WASHINGTON — The early American laws prohibiting abortion were adopted in the 19th century in an era when women could not vote or hold elective office.
Many of them made abortion a crime, except when it was done for the purpose of saving the mother's life.
Those strict bans came under attack in the late 1960s as part of the women's liberation movement.
Several states, including California, adopted laws that permitted doctors to terminate pregnancies for several reasons, including in cases of rape or when the woman's health was endangered.
But when the Supreme Court first weighed a constitutional challenge to abortion laws, only four states, led by New York, had legalized the procedure.
The issue came before a court that was in transition.
Five justices remained from the liberal court led by Chief Justice Earl Warren, and they were joined by four new appointees of President Richard Nixon.
In the fall of the 1971, when the abortion case was heard for the first time, the justices were focused on an equally momentous clash over the fate of the death penalty.
In June 1972, the same month as the Watergate break-in, the Supreme Court struck down all the death penalty laws in a splintered 5-4 decision, with the Nixon appointees in dissent.
The court then agreed to put off a decision on the abortion issue until the next term.
Two of Nixon's justices had a surprise for their colleagues.

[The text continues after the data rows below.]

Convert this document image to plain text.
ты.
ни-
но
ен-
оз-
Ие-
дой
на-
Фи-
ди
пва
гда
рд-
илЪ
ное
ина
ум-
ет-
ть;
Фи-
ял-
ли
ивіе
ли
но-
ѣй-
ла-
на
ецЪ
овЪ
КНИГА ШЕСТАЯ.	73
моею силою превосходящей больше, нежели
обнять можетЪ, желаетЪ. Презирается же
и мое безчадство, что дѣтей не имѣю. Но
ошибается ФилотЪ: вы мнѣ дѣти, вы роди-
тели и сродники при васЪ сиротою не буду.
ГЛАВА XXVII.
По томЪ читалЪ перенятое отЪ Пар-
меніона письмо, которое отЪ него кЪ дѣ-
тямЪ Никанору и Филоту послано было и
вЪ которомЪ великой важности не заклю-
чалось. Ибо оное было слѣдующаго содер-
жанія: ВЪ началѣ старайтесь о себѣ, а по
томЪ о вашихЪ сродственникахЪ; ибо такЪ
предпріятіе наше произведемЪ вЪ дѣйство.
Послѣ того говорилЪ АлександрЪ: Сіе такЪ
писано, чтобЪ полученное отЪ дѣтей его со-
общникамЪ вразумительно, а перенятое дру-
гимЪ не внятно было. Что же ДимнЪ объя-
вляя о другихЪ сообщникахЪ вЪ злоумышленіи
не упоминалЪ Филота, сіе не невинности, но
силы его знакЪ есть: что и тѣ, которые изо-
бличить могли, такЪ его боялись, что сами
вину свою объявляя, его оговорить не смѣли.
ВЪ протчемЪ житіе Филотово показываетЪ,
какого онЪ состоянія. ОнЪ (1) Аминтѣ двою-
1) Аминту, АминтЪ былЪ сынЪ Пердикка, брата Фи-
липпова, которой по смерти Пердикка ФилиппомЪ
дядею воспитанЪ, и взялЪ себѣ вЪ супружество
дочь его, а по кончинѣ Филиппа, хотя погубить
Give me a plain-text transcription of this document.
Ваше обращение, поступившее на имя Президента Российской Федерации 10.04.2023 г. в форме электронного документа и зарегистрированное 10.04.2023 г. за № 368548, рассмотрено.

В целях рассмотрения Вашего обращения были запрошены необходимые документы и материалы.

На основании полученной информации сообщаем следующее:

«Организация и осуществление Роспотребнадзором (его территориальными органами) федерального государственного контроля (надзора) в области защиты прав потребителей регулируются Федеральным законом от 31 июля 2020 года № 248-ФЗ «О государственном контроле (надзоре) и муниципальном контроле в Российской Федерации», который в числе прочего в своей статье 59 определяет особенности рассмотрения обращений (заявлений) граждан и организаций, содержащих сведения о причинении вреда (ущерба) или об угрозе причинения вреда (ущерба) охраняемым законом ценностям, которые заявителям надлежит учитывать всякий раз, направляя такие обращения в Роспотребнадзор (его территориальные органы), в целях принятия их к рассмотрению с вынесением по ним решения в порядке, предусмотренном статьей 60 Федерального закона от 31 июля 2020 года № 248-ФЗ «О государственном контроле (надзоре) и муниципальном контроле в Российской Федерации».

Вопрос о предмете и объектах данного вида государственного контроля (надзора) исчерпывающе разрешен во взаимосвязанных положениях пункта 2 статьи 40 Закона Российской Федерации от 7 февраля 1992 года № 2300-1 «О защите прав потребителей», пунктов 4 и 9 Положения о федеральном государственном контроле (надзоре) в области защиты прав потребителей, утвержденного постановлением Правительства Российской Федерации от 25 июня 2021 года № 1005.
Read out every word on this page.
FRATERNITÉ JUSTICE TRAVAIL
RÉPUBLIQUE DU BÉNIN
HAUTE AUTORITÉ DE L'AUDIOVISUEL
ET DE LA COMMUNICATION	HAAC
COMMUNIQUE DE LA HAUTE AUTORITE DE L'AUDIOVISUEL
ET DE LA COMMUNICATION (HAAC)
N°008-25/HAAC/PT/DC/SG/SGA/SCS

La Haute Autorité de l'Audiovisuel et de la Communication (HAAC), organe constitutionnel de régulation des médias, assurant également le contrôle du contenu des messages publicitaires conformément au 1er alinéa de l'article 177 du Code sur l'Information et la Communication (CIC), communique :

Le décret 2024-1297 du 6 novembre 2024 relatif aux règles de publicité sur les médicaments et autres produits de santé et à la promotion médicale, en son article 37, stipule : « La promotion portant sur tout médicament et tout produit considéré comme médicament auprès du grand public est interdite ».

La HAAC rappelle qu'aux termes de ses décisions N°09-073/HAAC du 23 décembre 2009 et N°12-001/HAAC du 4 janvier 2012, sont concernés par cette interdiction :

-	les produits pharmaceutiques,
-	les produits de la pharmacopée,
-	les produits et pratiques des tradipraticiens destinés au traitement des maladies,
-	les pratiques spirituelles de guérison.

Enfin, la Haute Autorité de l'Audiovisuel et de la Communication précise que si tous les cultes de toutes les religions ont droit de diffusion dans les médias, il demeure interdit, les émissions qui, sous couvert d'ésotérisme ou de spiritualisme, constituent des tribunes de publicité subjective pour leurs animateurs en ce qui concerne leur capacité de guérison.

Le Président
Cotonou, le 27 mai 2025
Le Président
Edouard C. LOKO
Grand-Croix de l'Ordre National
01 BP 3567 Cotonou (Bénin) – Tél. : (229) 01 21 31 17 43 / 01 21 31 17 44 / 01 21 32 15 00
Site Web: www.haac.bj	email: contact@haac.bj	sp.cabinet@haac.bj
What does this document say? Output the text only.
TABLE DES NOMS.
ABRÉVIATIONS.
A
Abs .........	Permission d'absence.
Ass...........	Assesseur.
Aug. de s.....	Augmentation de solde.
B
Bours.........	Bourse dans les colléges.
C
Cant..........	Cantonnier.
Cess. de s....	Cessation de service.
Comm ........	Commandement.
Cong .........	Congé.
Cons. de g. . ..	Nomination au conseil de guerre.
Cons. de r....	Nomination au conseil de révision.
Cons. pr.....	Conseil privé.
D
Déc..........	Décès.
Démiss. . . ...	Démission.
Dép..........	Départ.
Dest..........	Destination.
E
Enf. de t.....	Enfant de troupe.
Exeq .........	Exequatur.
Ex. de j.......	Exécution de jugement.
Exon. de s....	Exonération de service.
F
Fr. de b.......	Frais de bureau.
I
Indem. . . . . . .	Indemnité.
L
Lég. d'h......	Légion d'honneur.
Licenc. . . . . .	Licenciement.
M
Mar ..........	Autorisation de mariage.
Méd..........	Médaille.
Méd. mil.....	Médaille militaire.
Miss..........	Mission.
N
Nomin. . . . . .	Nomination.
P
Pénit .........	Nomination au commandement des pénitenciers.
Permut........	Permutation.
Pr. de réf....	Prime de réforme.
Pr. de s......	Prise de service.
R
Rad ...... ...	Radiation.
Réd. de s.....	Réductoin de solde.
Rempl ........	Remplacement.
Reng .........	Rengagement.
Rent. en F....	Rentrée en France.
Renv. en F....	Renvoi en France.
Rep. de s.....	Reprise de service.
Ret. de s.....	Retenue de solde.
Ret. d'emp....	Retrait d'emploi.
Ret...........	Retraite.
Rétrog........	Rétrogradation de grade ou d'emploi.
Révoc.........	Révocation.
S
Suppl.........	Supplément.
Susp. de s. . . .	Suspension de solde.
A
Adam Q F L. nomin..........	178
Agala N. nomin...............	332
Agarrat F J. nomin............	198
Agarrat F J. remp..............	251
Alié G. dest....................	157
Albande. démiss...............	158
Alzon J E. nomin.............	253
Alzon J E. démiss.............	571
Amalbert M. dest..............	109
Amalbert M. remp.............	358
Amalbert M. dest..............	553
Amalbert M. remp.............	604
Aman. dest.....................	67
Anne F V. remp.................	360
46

Justice Harry Blackmun had been the general counsel for the Mayo Clinic in Minnesota before becoming a judge, and he saw the abortion issue from the viewpoint of a physician.
He did not see why 19th century laws should restrict a doctor from performing a medical procedure that was, by the middle of 20th century, safe and effective.
Justice Lewis Powell, a prominent lawyer from Richmond, Virginia, had once comforted a distraught young man at his law firm whose girlfriend had died from a botched abortion. He too thought abortions should be safe and legal.
With Blackmun and Powell on board, there was clear majority for striking down the laws on abortion.
Chief Justice Warren Burger had assigned the abortion cases to Blackmun, believing he would turn out a careful and modest opinion.
Instead, he wrote an essay on the history of abortion extending back to Greek and Roman times, followed by a set of rules for abortions going forward.
The most significant part of the ruling was added only weeks before the opinion was released in January 1973. It said states may not forbid abortions until "viability," which occurred about the 28th week of a pregnancy.
Until that point in a pregnancy, "the abortion decision in all its aspects is inherently, and primarily, a medical decision, and basic responsibility for it must rest with the physician," wrote Blackmun, characterizing it as a matter of doctors' rights, not women's rights.
Blackmun did little to explain how the Constitution included a previously unnoticed right to abortion, other than to note the court in the past had cited an implicit right to privacy.
Years later, this failing helped launch a conservative legal movement devoted to the belief the Constitution should be interpreted based on its words and original history.
He also rejected the Texas claim that the state had the power to protect the life of the unborn.
"The unborn have never been recognized in the law as persons in the whole sense...and we don't agree that, by adopting one theory of life, Texas may override the rights of the pregnant woman."
That conclusion helped launch the "right to life" movement which, decades later, became the base of the Republican Party.